Мурза простился с жизнью. Откровенность могла облегчить смерть. Сам он не стал бы таскать в обозе пленных без надежды продать. Кто его выкупит? Под спелым августовским солнцем костерок, в котором калились железный штырь и клещи, напоминал степной цветок с оранжевым сердечком. Татарин протянул к нему руку:

— Эта не надо. Пан сказал, мин сабля бросал. Толмачить пану.

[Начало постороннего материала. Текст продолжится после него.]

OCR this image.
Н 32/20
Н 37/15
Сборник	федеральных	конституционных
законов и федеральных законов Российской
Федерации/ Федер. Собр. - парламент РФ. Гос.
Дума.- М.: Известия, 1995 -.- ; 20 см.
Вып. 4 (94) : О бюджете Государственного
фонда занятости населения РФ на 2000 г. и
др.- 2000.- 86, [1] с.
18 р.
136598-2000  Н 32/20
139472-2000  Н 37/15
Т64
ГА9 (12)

Он дал важные показания. К востоку от Великих Лук, под Торопцем, стоял полк воеводы Хилкова. Людей в нём было «до тьма», по древнему счёту — тысяч десять. Точнее татарин не сказал бы даже с раскалённым шкворнем в промежностях: люди являлись и уходили в разведочные рейды, на засеки, просто в бега. Воевать не хотели. Мурза сам десятками возвращал их в боевой табор, советовал Хилкову рубить каждого пятого. Тот увещевал и посылал на имя государя жалобные отписки. Москва наказывала: не ввязываться в открытый бой, брать «языков», тревожить обозы и тылы противника. Хилков подчинялся тем охотнее, что полагал, будто у короля — сто тысяч войска. Число преувеличенное, как двести тысяч — у царя. На самом деле у Батория было семнадцать тысяч венгров и поляков, тринадцать тысяч литовцев и несколько тысяч немцев и шотландцев.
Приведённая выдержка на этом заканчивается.